The same way I’ve learned from asking ChatGPT what certain errors or steps need to be taken to make the code work I would dumb it down to my own terms where only the necessary information is told. I remember having to explain how the .env file works for the final project.

11. Writing Code

A lot of my code is written by AI. It’s convenient, fast, and super reliable. Of course, that doesn’t mean I don’t read and just copy it straight off. But for majority of the time when I need something of bulk or a template I would rely on AI to do that for me and make my own changes afterwards.

12. Documenting Code

It depends. If the code generated by ChatGPT already contains helpful and solid comments, I would just keep it as so.
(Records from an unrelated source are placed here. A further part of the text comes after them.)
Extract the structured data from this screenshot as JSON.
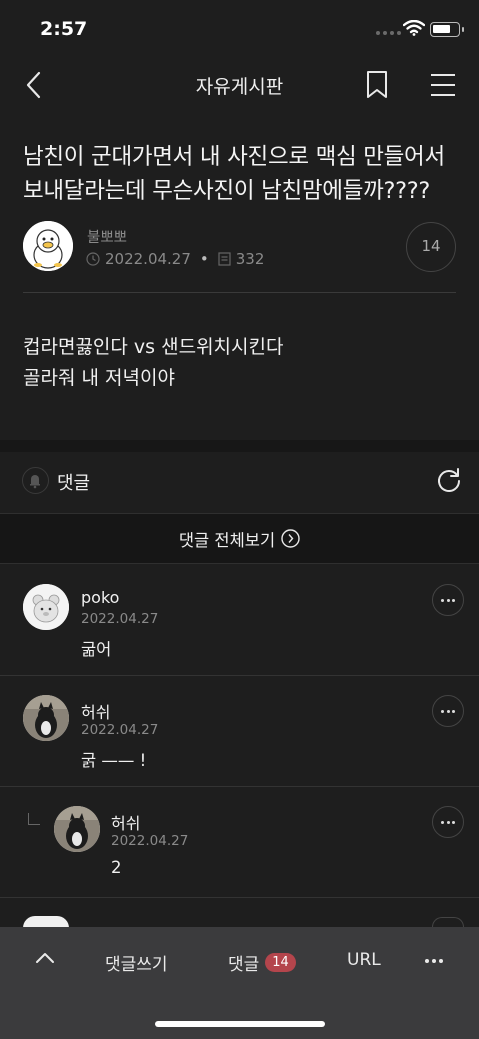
{
  "status_bar": {
    "time": "2:57"
  },
  "header": {
    "title": "자유게시판"
  },
  "post": {
    "title": "남친이 군대가면서 내 사진으로 맥심 만들어서 보내달라는데 무슨사진이 남친맘에들까????",
    "author": "불뽀뽀",
    "date": "2022.04.27",
    "views": "332",
    "comment_count": "14",
    "body_line1": "컵라면끓인다 vs 샌드위치시킨다",
    "body_line2": "골라줘 내 저녁이야"
  },
  "comments_section": {
    "label": "댓글",
    "view_all": "댓글 전체보기"
  },
  "comments": [
    {
      "name": "poko",
      "date": "2022.04.27",
      "text": "굶어"
    },
    {
      "name": "허쉬",
      "date": "2022.04.27",
      "text": "굵 —— !"
    },
    {
      "name": "허쉬",
      "date": "2022.04.27",
      "text": "2"
    }
  ],
  "bottom_bar": {
    "write_comment": "댓글쓰기",
    "comments_label": "댓글",
    "comments_badge": "14",
    "url": "URL"
  },
  "colors": {
    "background": "#1e1e1e",
    "badge": "#b4454c",
    "bottom_bar": "#3b3b3d"
  }
}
For the rest, I make sure to add my own comments.

13. Quality Assurance

VSCode has an option that auto-fixes certain ESLint errors, and that’s usually the problem for the most part. However, for the more complex or specific errors I turn to ChatGPT to address them.
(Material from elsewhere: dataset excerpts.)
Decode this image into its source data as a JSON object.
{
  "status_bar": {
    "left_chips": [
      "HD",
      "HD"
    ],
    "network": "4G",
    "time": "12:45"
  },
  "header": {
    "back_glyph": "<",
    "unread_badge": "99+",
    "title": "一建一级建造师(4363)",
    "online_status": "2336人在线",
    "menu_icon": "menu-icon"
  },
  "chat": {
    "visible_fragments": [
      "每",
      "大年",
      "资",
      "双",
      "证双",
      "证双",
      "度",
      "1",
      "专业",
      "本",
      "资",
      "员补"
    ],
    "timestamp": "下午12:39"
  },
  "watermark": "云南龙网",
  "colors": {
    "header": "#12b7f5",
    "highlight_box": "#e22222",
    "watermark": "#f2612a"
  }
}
Impact on Learning and Understanding

It’s important to consider how AI can render a person’s ability to learn both stronger or weaker depending on how it is utilized. On one hand, AI can definitely expedite tasks and offer immediate feedback and knowledge. It can break down those difficult concepts into simpler, digestible pieces making them easier to understand. However, on the other hand, if this tool is not managed accordingly, it can hinder learning itself. I had this issue when ChatGPT was introduced and it was all I could rely on but now I’m mindful of its consequences.

Practical Applications

For the more monotonous and very time-consuming tasks, I let AI do the job. For example, things like templates for websites, formatting, boilerplate codes, etc. This way I can implement and work on the more complex and creative aspects of my projects. I believe it’s a great tool; it allows for more time and effort for the more important and attention-demanding tasks.
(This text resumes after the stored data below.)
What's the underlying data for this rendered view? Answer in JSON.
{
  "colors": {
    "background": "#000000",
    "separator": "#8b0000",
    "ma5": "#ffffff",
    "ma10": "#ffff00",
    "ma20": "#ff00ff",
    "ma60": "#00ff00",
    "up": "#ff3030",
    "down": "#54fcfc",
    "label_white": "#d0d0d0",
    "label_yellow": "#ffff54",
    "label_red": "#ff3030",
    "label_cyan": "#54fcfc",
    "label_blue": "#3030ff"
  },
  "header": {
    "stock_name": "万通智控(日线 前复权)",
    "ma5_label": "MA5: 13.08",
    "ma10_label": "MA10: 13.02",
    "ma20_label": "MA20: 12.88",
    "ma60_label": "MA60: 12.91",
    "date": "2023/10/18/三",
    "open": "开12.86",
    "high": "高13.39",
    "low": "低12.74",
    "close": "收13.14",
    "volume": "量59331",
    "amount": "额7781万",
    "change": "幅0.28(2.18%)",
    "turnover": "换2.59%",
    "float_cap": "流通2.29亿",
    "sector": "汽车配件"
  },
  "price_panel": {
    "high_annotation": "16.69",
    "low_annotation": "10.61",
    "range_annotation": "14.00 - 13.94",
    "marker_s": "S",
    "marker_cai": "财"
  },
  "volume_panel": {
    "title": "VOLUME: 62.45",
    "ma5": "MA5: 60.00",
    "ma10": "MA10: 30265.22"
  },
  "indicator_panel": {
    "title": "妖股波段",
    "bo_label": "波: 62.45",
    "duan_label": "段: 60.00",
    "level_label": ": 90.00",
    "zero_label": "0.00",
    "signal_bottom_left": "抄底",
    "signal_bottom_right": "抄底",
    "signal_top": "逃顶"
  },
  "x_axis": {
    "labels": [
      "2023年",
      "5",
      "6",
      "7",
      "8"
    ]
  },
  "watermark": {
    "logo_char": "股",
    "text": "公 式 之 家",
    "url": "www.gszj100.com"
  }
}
Challenges and Opportunities

AI struggles on the complicated side of things. I first realized this outside of coding where I had used it to solve and explain math problems. Though you can guide it to the correct answer, if you initially have it, and backtrack it to help you understand the process of getting there. In the aspect of coding, it often faces similar challenges. While AI can generate these solutions quickly, it’s not always the right one.

Future Considerations

I strongly believe in the upcoming world of advanced technology and its ability to redefine the way software engineering is approached. It will continue to evolve and create more opportunities for innovation. However, the rooted issue of self-directed learning will always exist so long as crutches like AI are relied upon too heavily. If one can leverage AI effectively, it will no doubt be a powerful tool that drastically accelerates progress.

Conclusion

AI has undeniably become a transformative tool in software engineering and learning. It offers immense potential to solve tasks faster and provide valuable insights, but recognizing its limitations is also essential. Although AI can enhance productivity and various solutions, it still requires human logic and judgment to provide the right context. The growth of AI is inevitable, and it is up to us to adapt accordingly.